I've written about Donna here, here, here, here, here, here, here, and here.  So MyDD readers have had a bit of a jump on her primary story.  Not being in the district, it's hard to tell how this will play out.  Movement progressives have already played a big role in shaking up the status quo in Connecticut; this is just confirmation that the winds of progressive change are growing to gale force.

Update: Let me spell out what this endorsement means. The biggest hurdle for any candidate is to appear 'viable'. Viability is an ephemeral quality, prone to spin and bullshit, but it's basically the idea that a candidate has a shot at winning a race.
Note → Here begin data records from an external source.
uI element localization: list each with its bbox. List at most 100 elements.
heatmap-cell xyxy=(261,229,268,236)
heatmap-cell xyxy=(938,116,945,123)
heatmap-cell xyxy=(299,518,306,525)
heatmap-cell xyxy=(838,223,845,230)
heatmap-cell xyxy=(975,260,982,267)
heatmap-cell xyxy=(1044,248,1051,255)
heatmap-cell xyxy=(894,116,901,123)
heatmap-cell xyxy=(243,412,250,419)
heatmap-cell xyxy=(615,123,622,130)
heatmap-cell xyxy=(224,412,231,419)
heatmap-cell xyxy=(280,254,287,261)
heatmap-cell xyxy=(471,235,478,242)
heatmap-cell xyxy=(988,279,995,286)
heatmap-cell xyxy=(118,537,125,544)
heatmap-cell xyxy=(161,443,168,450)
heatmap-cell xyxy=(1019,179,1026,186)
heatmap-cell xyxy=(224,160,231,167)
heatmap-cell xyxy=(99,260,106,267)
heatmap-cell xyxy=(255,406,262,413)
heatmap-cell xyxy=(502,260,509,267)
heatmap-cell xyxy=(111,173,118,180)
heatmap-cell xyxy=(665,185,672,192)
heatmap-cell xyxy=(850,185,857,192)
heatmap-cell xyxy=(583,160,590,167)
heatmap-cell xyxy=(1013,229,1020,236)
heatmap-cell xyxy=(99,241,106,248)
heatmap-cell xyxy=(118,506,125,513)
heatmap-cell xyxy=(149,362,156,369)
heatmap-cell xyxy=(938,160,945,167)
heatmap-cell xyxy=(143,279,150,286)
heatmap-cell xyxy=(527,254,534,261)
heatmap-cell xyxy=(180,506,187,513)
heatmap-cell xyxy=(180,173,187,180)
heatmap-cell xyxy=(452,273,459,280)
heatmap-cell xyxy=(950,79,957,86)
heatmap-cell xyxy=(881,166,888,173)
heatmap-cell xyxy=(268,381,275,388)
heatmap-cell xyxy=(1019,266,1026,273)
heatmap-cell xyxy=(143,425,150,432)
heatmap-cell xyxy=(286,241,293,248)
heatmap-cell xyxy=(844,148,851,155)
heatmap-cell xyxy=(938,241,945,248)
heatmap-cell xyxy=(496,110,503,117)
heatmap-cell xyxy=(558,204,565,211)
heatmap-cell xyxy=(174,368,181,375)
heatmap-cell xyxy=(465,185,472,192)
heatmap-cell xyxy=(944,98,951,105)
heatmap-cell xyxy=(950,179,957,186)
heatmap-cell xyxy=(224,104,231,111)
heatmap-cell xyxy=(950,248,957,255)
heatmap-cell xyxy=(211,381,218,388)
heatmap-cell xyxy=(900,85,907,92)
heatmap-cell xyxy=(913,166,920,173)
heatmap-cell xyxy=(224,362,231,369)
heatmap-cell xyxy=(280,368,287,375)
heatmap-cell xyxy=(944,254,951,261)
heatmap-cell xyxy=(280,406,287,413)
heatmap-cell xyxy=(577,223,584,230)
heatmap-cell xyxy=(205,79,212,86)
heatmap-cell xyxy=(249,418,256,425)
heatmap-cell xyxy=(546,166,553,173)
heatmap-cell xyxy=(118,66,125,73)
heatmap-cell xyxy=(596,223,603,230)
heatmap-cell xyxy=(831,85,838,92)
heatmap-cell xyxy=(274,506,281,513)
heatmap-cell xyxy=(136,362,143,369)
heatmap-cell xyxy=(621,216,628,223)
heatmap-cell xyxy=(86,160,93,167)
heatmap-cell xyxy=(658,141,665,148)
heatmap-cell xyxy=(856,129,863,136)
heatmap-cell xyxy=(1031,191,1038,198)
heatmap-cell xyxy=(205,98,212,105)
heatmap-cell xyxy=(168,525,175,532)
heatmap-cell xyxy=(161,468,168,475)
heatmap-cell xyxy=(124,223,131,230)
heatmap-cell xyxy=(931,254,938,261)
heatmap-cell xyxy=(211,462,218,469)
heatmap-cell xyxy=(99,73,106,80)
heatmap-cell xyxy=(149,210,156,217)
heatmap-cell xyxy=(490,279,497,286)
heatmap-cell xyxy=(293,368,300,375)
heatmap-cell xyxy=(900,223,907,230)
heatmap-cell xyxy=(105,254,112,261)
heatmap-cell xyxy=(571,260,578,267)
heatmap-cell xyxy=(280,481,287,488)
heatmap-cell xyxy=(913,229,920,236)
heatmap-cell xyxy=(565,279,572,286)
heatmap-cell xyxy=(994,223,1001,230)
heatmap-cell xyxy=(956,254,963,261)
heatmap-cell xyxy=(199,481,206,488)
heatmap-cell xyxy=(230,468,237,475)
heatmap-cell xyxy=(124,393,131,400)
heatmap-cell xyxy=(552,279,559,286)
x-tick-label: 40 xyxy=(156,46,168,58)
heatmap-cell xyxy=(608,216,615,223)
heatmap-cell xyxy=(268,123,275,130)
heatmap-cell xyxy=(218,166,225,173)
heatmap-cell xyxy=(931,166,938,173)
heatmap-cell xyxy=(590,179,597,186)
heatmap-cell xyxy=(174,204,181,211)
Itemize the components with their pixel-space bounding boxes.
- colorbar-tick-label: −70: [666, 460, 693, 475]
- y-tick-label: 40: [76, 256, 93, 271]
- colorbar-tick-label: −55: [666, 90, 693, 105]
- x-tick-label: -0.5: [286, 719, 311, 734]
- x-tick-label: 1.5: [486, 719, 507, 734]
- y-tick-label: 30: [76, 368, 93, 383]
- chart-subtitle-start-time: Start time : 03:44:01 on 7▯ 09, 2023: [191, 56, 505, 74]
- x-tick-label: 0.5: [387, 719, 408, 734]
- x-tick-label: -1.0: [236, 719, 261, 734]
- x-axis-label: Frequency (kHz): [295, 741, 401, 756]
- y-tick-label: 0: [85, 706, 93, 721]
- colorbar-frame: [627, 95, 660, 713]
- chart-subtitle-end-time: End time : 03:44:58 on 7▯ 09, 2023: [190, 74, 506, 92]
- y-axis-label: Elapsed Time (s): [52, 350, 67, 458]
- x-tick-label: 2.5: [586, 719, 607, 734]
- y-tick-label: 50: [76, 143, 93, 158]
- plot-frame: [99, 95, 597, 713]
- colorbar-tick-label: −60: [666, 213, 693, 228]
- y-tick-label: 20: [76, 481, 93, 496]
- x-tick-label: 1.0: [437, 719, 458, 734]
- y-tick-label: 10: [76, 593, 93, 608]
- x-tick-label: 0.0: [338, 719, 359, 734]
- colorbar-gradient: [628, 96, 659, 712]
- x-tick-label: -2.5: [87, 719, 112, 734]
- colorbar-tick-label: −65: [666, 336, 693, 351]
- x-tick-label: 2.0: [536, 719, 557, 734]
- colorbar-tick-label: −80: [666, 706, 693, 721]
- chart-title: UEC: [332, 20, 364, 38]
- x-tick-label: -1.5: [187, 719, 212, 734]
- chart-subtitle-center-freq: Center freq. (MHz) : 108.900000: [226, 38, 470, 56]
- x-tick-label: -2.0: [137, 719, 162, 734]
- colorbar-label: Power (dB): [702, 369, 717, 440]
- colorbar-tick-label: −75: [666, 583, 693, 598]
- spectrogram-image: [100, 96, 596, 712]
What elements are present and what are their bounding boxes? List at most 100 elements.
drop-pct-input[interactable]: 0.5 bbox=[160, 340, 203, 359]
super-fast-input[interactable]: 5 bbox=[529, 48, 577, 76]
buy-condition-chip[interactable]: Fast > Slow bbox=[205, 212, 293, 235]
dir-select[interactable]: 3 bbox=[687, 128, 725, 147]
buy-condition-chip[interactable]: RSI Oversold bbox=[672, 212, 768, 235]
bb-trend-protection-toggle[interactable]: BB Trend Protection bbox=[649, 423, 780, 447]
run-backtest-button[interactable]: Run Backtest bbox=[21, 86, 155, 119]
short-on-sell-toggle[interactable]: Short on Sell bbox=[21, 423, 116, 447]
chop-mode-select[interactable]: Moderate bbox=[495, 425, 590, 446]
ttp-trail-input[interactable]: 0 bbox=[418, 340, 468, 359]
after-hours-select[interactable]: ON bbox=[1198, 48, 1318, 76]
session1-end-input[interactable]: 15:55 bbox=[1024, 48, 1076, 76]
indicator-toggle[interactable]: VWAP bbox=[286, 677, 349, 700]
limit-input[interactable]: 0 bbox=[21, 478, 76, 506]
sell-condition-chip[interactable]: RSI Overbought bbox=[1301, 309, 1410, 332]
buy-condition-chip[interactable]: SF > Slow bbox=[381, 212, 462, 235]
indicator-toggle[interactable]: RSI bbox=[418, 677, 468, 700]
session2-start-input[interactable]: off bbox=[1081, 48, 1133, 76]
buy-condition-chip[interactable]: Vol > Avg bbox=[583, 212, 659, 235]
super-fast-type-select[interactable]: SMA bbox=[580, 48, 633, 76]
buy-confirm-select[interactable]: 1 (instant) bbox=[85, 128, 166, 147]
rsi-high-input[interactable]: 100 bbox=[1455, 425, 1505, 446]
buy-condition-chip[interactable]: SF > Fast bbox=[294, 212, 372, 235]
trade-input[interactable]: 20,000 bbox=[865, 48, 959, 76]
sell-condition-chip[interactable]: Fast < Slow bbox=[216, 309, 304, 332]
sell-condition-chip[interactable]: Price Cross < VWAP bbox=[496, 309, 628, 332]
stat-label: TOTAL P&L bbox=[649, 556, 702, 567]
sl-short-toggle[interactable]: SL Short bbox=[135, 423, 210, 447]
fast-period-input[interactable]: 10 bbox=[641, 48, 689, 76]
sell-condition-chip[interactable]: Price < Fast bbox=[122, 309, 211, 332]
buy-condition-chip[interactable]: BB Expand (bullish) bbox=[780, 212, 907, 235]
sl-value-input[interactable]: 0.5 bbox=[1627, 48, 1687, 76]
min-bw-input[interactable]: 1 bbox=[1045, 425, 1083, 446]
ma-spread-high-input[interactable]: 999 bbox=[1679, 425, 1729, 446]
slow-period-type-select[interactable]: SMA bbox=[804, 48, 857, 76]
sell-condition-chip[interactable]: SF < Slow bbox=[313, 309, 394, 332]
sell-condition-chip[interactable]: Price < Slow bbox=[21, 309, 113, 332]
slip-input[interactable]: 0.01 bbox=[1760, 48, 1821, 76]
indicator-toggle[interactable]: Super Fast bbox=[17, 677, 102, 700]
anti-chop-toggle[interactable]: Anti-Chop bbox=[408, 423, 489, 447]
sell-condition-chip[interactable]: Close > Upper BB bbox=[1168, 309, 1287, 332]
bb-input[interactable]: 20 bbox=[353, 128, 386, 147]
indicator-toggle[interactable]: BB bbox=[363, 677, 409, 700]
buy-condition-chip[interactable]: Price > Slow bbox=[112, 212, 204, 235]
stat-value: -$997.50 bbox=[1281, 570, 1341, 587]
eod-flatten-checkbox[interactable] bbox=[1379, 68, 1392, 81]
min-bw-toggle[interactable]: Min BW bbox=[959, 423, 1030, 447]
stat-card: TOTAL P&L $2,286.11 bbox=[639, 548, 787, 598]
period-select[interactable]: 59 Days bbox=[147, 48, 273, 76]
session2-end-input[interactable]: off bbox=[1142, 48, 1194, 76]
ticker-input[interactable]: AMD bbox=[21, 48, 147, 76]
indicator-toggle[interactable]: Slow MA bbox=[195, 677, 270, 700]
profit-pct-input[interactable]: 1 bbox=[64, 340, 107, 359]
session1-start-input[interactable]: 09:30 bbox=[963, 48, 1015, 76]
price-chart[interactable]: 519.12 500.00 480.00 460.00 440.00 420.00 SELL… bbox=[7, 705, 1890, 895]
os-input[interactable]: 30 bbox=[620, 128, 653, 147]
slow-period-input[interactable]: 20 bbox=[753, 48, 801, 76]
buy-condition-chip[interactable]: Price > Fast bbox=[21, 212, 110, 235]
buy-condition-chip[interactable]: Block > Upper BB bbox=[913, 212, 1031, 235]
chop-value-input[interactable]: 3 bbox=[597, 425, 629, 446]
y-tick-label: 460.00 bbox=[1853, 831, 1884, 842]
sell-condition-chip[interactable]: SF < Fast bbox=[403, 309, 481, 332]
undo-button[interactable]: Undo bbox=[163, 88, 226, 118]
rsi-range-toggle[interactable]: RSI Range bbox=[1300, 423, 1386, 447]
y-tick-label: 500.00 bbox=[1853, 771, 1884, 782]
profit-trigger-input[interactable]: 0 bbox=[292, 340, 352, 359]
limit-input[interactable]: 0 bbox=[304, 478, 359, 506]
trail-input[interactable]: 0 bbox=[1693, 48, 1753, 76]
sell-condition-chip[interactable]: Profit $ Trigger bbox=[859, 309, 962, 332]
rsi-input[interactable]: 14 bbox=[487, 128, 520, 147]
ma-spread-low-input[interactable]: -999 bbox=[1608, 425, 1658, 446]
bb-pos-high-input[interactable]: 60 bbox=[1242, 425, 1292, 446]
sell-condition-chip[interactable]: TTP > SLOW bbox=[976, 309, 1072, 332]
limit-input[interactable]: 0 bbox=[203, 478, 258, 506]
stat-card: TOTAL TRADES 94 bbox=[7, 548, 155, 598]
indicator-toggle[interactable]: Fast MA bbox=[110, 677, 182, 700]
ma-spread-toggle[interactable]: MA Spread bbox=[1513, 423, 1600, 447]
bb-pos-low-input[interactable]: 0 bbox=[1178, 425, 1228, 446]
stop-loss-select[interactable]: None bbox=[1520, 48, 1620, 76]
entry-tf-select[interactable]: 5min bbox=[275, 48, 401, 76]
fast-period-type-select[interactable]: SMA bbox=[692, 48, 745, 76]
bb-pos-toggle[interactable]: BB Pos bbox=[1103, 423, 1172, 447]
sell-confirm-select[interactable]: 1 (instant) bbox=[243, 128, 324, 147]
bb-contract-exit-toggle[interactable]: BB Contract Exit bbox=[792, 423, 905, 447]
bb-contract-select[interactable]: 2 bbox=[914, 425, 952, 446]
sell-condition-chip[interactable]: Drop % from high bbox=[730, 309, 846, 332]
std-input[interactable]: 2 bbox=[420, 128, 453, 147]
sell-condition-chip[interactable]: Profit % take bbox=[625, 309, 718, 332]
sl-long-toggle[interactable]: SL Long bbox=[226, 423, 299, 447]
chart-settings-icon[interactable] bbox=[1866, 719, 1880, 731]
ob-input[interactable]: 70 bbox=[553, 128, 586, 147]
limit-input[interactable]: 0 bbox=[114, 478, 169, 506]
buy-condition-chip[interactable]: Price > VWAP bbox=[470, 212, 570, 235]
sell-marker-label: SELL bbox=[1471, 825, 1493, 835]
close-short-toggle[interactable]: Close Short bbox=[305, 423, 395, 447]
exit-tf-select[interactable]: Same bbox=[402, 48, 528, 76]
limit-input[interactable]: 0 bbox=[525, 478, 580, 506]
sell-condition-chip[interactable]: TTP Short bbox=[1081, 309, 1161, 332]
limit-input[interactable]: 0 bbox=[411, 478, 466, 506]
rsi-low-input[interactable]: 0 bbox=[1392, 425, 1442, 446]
Political people want to spend their time and money on races that can be won, so a key challenge in politics is convincing enough donors and political influentials that a race is real and can be won. Once a candidate has become 'viable', money and support is unlocked by establishment groups whose primary interest is in not being embarrassed. The Washington Post endorsement means that Donna Edwards is now a real and viable challenger to Al Wynn. That's huge.

Tags: Al Wynn, Donna Edwards, Machine, Maryland, net neutrality (all tags)



Light and Air

Wonderful news.  I had not been aware that Donna Edwards has once worked for Albert Wynn specifically when Wynn was in the State House.

This is a big news particularly as the Washington Post has leaned more conservative in recent years, but while maintaining its status as the repository of official Washington opinion and culture (read unchallenged permanent employment).  While the Post is a local paper for the 4th District i.e. essentially the whole district is a short distance call from DC, its surprising willingness to smack an incumbent and endorse a newcomer speaks to Edwards' merit, Wynn's failings and possibly a new era of light and air breaking into this troubled city.

Or dare I hope too much?

by Bruce Godfrey 2006-08-30 10:34AM | 0 recs
Any thoughts of making her a netroots candidate?

I think Wynn is much worse than Lieberman, in terms of representing what is a very blue district.  

by bosdcla14 2006-08-30 10:58AM | 0 recs
Re: Donna Edwards Nabs Washington Post Endorsement

Lawless debated Langevin tonight and came through with a definitive victory.  Lanvevin is now flip-flopping on the issues.  He claimed for the first time ever that he supports bringing the troops home now even though he has voted 11 times to stay the course.  Most memorably he voted on May 25, 2005 against calling for a timetable to bring the troops home.  The Congressman blatantly flip-flopped and I have a hunch that we'll be hearing about it tomorrow.